What Tomlinson remembered, and now confessed to me, was that he hadn’t just been a member of the radical group that had sent the bomb to the San Diego naval station. He’d been the group’s founder. He’d also helped design the bomb. And build it. And send it.
“We got the directions from The Anarchist Cookbook, ” he added. His voice sounded weary. I couldn’t remember ever hearing him so sad. “In other words, I am directly responsible for the death of your friend. I guess the electroshock wiped out my recall; every single detail. Or maybe I wanted it wiped out. I’ve come to the conclusion that, in me, a clear conscience is the first symptom of damaged brain function.”
I’d stopped walking. Stood looking out over the Gulf of Mexico: green water, pearl horizon, copper morning sky. I said, “He had a wife and children.”
“I know. I’ve been helping them secretly for years. Financially, I mean.”
I knew that was true.
I said, “I gave you documents from another friend of mine that legally exonerates you from any responsibility. I did that for you.”
“I know that, too.”
“There are no statutes of limitation on murder. If you turn yourself in-or if someone turns you in-you’re going to jail for a very long time.”
Tomlinson had been looking at me. But now he turned so that we stood side by side, both of us looking out to sea. “I plan to turn myself in and confess. I’m responsible. It’s the moral thing to do. Spiritually, it’s what I’m obligated to do.
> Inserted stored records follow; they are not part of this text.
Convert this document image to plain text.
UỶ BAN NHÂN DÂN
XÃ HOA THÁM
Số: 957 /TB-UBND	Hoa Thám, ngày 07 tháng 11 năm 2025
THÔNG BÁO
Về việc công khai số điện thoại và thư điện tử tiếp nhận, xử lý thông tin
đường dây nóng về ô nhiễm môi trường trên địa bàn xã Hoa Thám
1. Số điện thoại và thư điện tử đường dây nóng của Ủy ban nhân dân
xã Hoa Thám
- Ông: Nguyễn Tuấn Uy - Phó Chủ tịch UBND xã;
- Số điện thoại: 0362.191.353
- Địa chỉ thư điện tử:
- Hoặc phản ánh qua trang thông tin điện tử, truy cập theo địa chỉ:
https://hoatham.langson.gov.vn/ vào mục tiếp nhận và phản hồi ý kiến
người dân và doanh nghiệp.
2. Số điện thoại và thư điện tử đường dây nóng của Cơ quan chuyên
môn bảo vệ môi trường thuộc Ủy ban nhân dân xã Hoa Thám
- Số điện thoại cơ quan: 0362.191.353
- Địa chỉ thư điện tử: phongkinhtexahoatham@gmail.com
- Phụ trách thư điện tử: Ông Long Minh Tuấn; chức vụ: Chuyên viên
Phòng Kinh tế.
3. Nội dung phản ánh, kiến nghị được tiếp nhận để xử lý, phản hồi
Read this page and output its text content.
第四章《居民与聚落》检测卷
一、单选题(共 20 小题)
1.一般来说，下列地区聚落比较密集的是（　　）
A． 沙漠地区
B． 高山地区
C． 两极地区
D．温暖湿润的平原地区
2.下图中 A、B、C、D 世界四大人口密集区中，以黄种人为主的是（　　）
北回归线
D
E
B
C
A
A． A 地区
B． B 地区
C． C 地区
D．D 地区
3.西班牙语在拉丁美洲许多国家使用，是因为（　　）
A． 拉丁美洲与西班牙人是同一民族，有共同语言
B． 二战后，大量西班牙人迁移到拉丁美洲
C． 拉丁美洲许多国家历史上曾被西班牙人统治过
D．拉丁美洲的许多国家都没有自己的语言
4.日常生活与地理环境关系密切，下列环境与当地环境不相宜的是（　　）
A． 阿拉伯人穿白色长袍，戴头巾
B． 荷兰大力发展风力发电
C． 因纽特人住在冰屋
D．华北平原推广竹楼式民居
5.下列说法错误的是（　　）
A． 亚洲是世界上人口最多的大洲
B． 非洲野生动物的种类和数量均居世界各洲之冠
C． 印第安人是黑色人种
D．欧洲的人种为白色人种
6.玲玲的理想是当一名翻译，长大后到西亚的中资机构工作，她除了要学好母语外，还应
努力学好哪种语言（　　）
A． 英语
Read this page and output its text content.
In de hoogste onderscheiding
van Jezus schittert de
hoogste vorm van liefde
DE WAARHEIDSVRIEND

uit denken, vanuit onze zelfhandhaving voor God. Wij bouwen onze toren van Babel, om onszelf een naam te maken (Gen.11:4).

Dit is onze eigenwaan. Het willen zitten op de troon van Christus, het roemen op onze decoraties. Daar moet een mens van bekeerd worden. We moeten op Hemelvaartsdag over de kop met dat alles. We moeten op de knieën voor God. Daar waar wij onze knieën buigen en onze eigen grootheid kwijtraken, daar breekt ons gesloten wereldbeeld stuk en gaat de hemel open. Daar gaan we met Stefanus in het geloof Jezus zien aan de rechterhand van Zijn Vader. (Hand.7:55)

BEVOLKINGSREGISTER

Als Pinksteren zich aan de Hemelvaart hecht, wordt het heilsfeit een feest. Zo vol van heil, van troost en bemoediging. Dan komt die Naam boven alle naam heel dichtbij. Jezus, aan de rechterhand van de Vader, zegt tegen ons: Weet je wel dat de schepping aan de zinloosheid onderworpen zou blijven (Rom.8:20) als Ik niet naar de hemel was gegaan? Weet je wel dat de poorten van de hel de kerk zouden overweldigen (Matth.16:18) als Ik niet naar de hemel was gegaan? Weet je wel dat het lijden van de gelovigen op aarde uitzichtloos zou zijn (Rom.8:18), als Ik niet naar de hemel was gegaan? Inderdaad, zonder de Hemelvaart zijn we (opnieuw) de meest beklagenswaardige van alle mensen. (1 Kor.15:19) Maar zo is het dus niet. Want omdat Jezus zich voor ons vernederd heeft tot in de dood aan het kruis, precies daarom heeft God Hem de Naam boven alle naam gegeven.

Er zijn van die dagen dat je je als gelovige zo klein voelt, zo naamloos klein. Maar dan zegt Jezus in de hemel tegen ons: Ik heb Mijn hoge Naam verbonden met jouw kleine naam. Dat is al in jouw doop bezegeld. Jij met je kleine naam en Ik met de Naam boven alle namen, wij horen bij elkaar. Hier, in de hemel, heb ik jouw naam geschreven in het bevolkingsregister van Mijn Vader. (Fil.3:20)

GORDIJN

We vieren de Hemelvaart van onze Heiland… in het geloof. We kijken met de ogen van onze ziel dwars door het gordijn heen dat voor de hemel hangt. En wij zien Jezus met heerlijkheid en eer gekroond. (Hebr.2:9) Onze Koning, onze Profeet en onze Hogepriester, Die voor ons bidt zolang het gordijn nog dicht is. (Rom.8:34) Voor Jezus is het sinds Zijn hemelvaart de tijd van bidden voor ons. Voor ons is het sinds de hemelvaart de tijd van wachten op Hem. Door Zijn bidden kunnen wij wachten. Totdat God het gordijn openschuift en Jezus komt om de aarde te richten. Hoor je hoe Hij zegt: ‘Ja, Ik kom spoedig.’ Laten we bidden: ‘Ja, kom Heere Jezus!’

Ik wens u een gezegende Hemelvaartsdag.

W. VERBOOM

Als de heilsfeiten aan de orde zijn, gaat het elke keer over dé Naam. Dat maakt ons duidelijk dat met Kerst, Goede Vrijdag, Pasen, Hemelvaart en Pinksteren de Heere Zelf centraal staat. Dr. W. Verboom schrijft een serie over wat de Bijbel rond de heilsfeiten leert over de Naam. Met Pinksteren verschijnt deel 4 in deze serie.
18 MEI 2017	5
“But Doc”-his voice choked slightly-“I don’t think I could take it. Jail, I mean. Being penned up. Not being able to get out on the water aboard No Mas. What I’d rather have happen-my spiritual preference -is I’d rather just… disappear. Like the other members of my organization did years ago. Back when someone was hunting them down. I’d prefer that. Rather than go to jail, I wish the man assigned to make me disappear would just… do it. Get it over with and make it happen.”
I hated the inference, and the implicit obligation. How could he ask such a thing of me?
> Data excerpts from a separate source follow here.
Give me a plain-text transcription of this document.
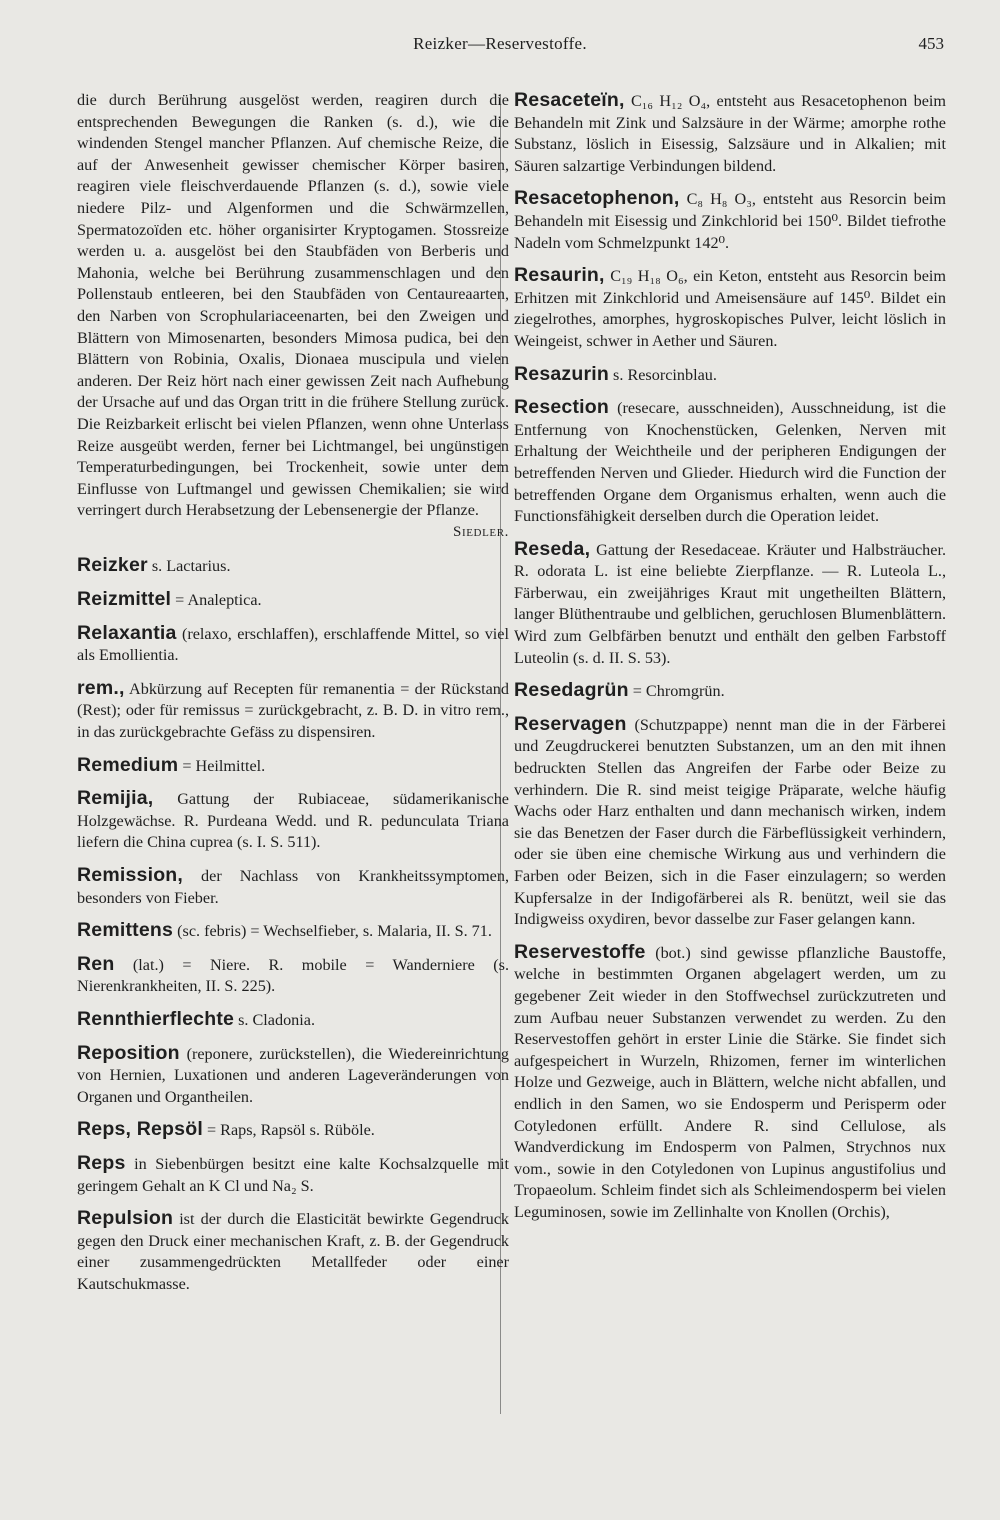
Reizker—Reservestoffe.	453

die durch Berührung ausgelöst werden, reagiren durch die entsprechenden Bewegungen die Ranken (s. d.), wie die windenden Stengel mancher Pflanzen. Auf chemische Reize, die auf der Anwesenheit gewisser chemischer Körper basiren, reagiren viele fleischverdauende Pflanzen (s. d.), sowie viele niedere Pilz- und Algenformen und die Schwärmzellen, Spermatozoïden etc. höher organisirter Kryptogamen. Stossreize werden u. a. ausgelöst bei den Staubfäden von Berberis und Mahonia, welche bei Berührung zusammenschlagen und den Pollenstaub entleeren, bei den Staubfäden von Centaureaarten, den Narben von Scrophulariaceenarten, bei den Zweigen und Blättern von Mimosenarten, besonders Mimosa pudica, bei den Blättern von Robinia, Oxalis, Dionaea muscipula und vielen anderen. Der Reiz hört nach einer gewissen Zeit nach Aufhebung der Ursache auf und das Organ tritt in die frühere Stellung zurück. Die Reizbarkeit erlischt bei vielen Pflanzen, wenn ohne Unterlass Reize ausgeübt werden, ferner bei Lichtmangel, bei ungünstigen Temperaturbedingungen, bei Trockenheit, sowie unter dem Einflusse von Luftmangel und gewissen Chemikalien; sie wird verringert durch Herabsetzung der Lebensenergie der Pflanze.
Siedler.

Reizker s. Lactarius.

Reizmittel = Analeptica.

Relaxantia (relaxo, erschlaffen), erschlaffende Mittel, so viel als Emollientia.

rem., Abkürzung auf Recepten für remanentia = der Rückstand (Rest); oder für remissus = zurückgebracht, z. B. D. in vitro rem., in das zurückgebrachte Gefäss zu dispensiren.

Remedium = Heilmittel.

Remijia, Gattung der Rubiaceae, südamerikanische Holzgewächse. R. Purdeana Wedd. und R. pedunculata Triana liefern die China cuprea (s. I. S. 511).

Remission, der Nachlass von Krankheitssymptomen, besonders von Fieber.

Remittens (sc. febris) = Wechselfieber, s. Malaria, II. S. 71.

Ren (lat.) = Niere. R. mobile = Wanderniere (s. Nierenkrankheiten, II. S. 225).

Rennthierflechte s. Cladonia.

Reposition (reponere, zurückstellen), die Wiedereinrichtung von Hernien, Luxationen und anderen Lageveränderungen von Organen und Organtheilen.

Reps, Repsöl = Raps, Rapsöl s. Rüböle.

Reps in Siebenbürgen besitzt eine kalte Kochsalzquelle mit geringem Gehalt an K Cl und Na₂ S.

Repulsion ist der durch die Elasticität bewirkte Gegendruck gegen den Druck einer mechanischen Kraft, z. B. der Gegendruck einer zusammengedrückten Metallfeder oder einer Kautschukmasse.

Resaceteïn, C₁₆ H₁₂ O₄, entsteht aus Resacetophenon beim Behandeln mit Zink und Salzsäure in der Wärme; amorphe rothe Substanz, löslich in Eisessig, Salzsäure und in Alkalien; mit Säuren salzartige Verbindungen bildend.

Resacetophenon, C₈ H₈ O₃, entsteht aus Resorcin beim Behandeln mit Eisessig und Zinkchlorid bei 150⁰. Bildet tiefrothe Nadeln vom Schmelzpunkt 142⁰.

Resaurin, C₁₉ H₁₈ O₆, ein Keton, entsteht aus Resorcin beim Erhitzen mit Zinkchlorid und Ameisensäure auf 145⁰. Bildet ein ziegelrothes, amorphes, hygroskopisches Pulver, leicht löslich in Weingeist, schwer in Aether und Säuren.

Resazurin s. Resorcinblau.

Resection (resecare, ausschneiden), Ausschneidung, ist die Entfernung von Knochenstücken, Gelenken, Nerven mit Erhaltung der Weichtheile und der peripheren Endigungen der betreffenden Nerven und Glieder. Hiedurch wird die Function der betreffenden Organe dem Organismus erhalten, wenn auch die Functionsfähigkeit derselben durch die Operation leidet.

Reseda, Gattung der Resedaceae. Kräuter und Halbsträucher. R. odorata L. ist eine beliebte Zierpflanze. — R. Luteola L., Färberwau, ein zweijähriges Kraut mit ungetheilten Blättern, langer Blüthentraube und gelblichen, geruchlosen Blumenblättern. Wird zum Gelbfärben benutzt und enthält den gelben Farbstoff Luteolin (s. d. II. S. 53).

Resedagrün = Chromgrün.

Reservagen (Schutzpappe) nennt man die in der Färberei und Zeugdruckerei benutzten Substanzen, um an den mit ihnen bedruckten Stellen das Angreifen der Farbe oder Beize zu verhindern. Die R. sind meist teigige Präparate, welche häufig Wachs oder Harz enthalten und dann mechanisch wirken, indem sie das Benetzen der Faser durch die Färbeflüssigkeit verhindern, oder sie üben eine chemische Wirkung aus und verhindern die Farben oder Beizen, sich in die Faser einzulagern; so werden Kupfersalze in der Indigofärberei als R. benützt, weil sie das Indigweiss oxydiren, bevor dasselbe zur Faser gelangen kann.

Reservestoffe (bot.) sind gewisse pflanzliche Baustoffe, welche in bestimmten Organen abgelagert werden, um zu gegebener Zeit wieder in den Stoffwechsel zurückzutreten und zum Aufbau neuer Substanzen verwendet zu werden. Zu den Reservestoffen gehört in erster Linie die Stärke. Sie findet sich aufgespeichert in Wurzeln, Rhizomen, ferner im winterlichen Holze und Gezweige, auch in Blättern, welche nicht abfallen, und endlich in den Samen, wo sie Endosperm und Perisperm oder Cotyledonen erfüllt. Andere R. sind Cellulose, als Wandverdickung im Endosperm von Palmen, Strychnos nux vom., sowie in den Cotyledonen von Lupinus angustifolius und Tropaeolum. Schleim findet sich als Schleimendosperm bei vielen Leguminosen, sowie im Zellinhalte von Knollen (Orchis),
I said, “Stop it.” Then changed the subject immediately by becoming aggressive, wanting him on the defensive, asking, “What else do you remember? What other nasty little secrets were in there hiding? How about this: Were you ever a member of a second radical group? One called Fight-4-Right? And did you spend time working for them in Central America?”
He shook his head. “No. I don’t think so. But it’s possible. I lost about two entire years of my memory. I have no idea what I did during most of that time period. Only part of it’s come back.”
“Did you ever know an Australian oceanographer named Thackery? He was a big environmentalist and a surfer.”
I was thinking about the e-mails I’d found, written by Pilar.
Tomlinson had to think about that. “Maybe I did know someone named Thackery. It… it sounds familiar. But I can’t be sure. I’m sorry.”
“What about Pilar? Did you know her before I met her? Or has she said anything to you, sent you any e-mails, or asked you anything that suggests that you did know each other?”